Остаток пути прошел почти в полном молчании. Каждый думал о своем. Когда мы подъезжали, хозяин попросил моего гида составить мне компанию за ужином, сожалея о том, что его ждут дела в городе. Назавтра утром мне давалось время для своих дел и отдыха до 11 утра, после чего Натан будет ждать меня для выезда на следующий объект. Такое расписание меня более чем устраивало. Расстались мы сердечно. После легкого ужина, видя, что Арина очень устала (меня самого уже клонило в сон, несмотря на то что было не больше девяти), я решил откланяться.
– Спокойной ночи, Роланд, – провожая меня в номер, сказала она, – удивительный сегодня день.
– Согласен!
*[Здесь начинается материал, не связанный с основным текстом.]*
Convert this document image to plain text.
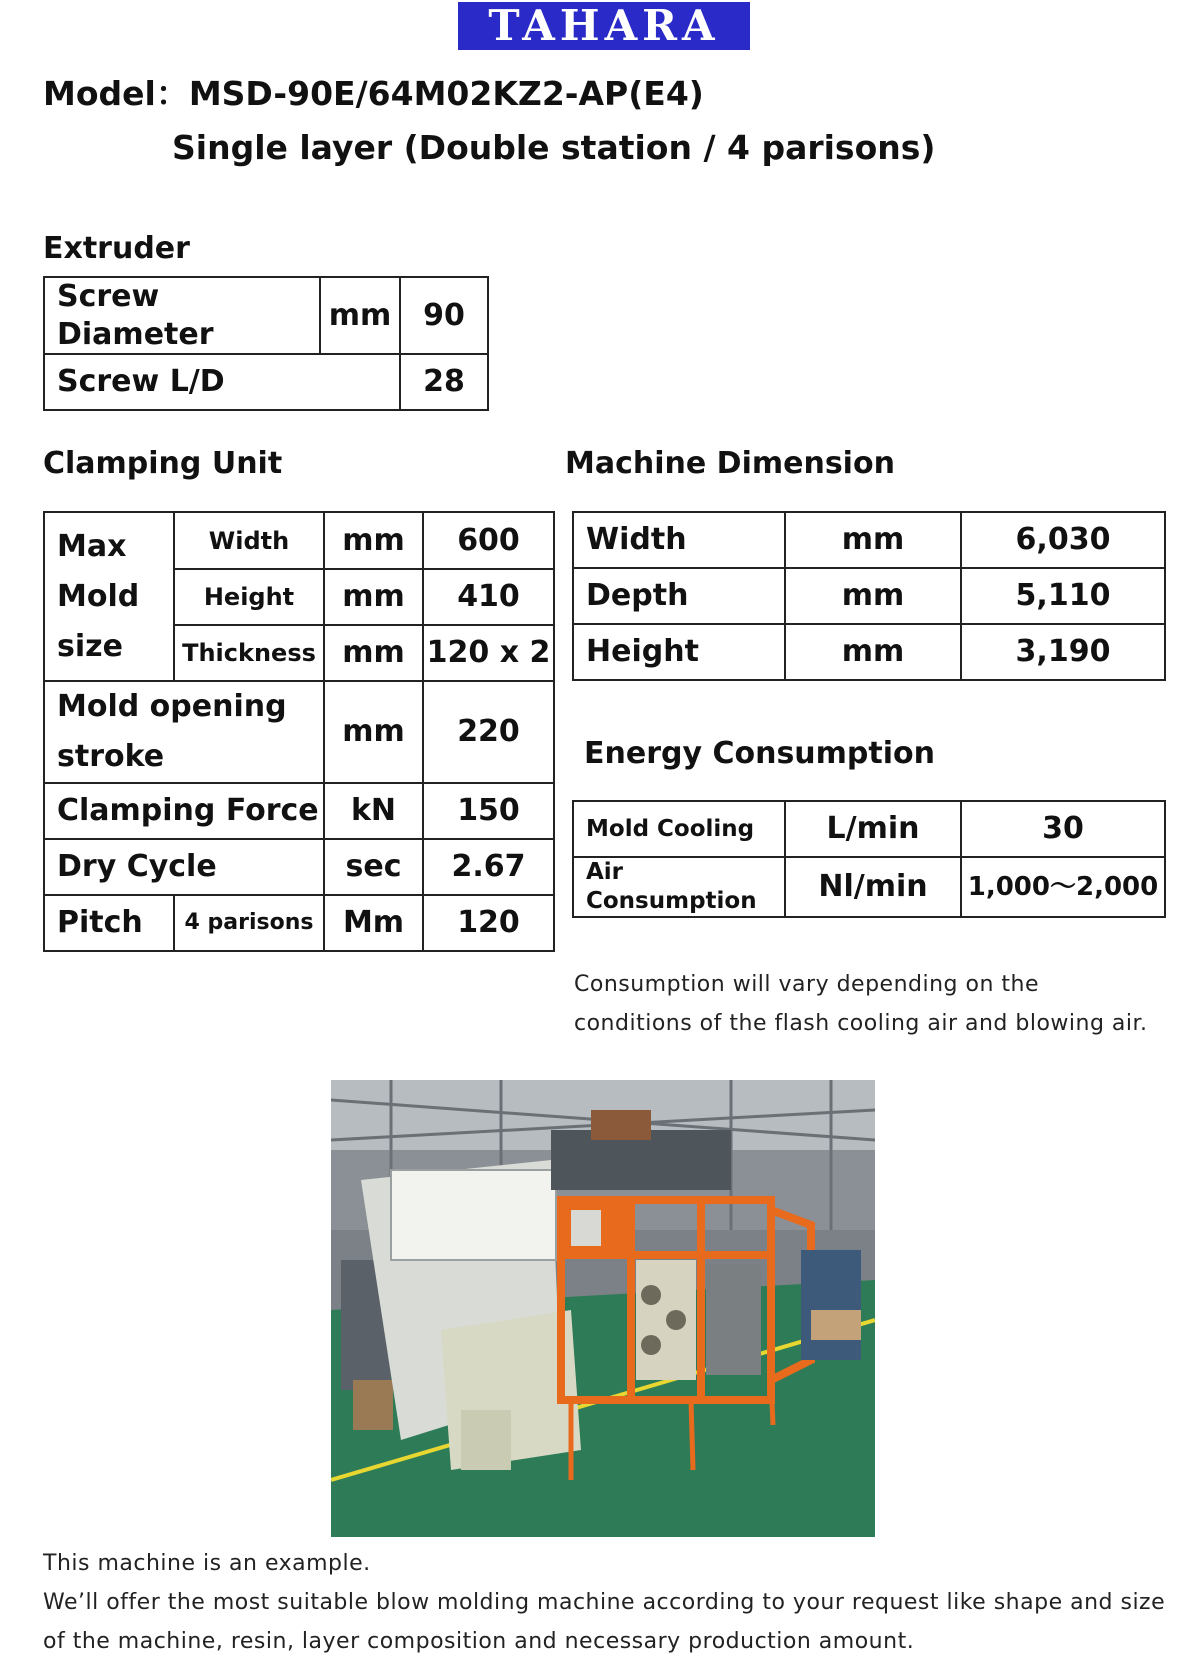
TAHARA
Model：MSD-90E/64M02KZ2-AP(E4)
Single layer (Double station / 4 parisons)
Extruder
Screw Diameter	mm	90
Screw L/D		28
Clamping Unit
Max Mold size	Width	mm	600
	Height	mm	410
	Thickness	mm	120 x 2
Mold opening stroke		mm	220
Clamping Force		kN	150
Dry Cycle		sec	2.67
Pitch	4 parisons	Mm	120
Machine Dimension
Width	mm	6,030
Depth	mm	5,110
Height	mm	3,190
Energy Consumption
Mold Cooling	L/min	30
Air Consumption	Nl/min	1,000～2,000
Consumption will vary depending on the conditions of the flash cooling air and blowing air.
This machine is an example.
We’ll offer the most suitable blow molding machine according to your request like shape and size of the machine, resin, layer composition and necessary production amount.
И тебе спокойной ночи.
– Мой рабочий день еще не окончен.
– Что? – изумился я, – когда же ты спишь???
– Я уеду после одиннадцати вечера. Если все будет нормально.
– Неужели после такого тяжелого дня тебе нельзя уехать пораньше?
– Может и удастся. Посмотрим, – устало улыбнулась она, – До завтра.
Оказавшись в номере, я написал небольшой отчет о начале работы на месте и тщательно наговорил события сегодняшнего дня на диктофон. Теплый душ освежил меня. Я прилег и начал думать о сегодняшних событиях, об Арине, Натане, Вадиме, тех людях, которых я встретил здесь… Искренность Арины, ее приятные манеры, привлекательная внешность и ум делали ее желанной для любого нормального мужчины. Слава Богу, в ее поведении не было и намека на флирт, хотя, как по мне, артистизма в ней достаточно.
Натан проявил достаточно благожелательности и радушия, держался спокойно и уверенно, мне было приятно находиться на его территории. Этот человек казался интеллигентным, опытным, уверенным в себе; его детище и то, что он из него сделал, не могли не вызывать уважение. Но я по своему опыту знал, что никогда не стоит делать поспешных выводов. Как бы там ни было, в таком красивом и спокойном месте, как оказалось, бушевали нешуточные страсти, и я надеялся выяснить, что послужило причиной столь сильной ненависти со стороны этого Семена к новичку. Мне хотелось верить, что хозяину действительно не удалось выяснить это. Но я не удивился бы, если бы от меня это попросту скрыли из дипломатических соображений. Или политических, или деловых. Или Бог знает, каких еще.
*
Прошло еще немного времени. Я бесстрашно сражался с турками на стороне армии Петра. Турки все-таки решили выйти из укрытия и, как только казаки уснули вповалку в моем номере, переплыли Дон на своих чалах и ползком по набережной добрались до стен Императорского зала. Там, внутри, под огромными окнами, в которых, почему-то, отсутствовали стекла, расположились казаки. Петр Первый, лежащий в засаде рядом со мной, щелкнул затвором Калашникова и шепотом сказал, что повелевает кричать «Ура».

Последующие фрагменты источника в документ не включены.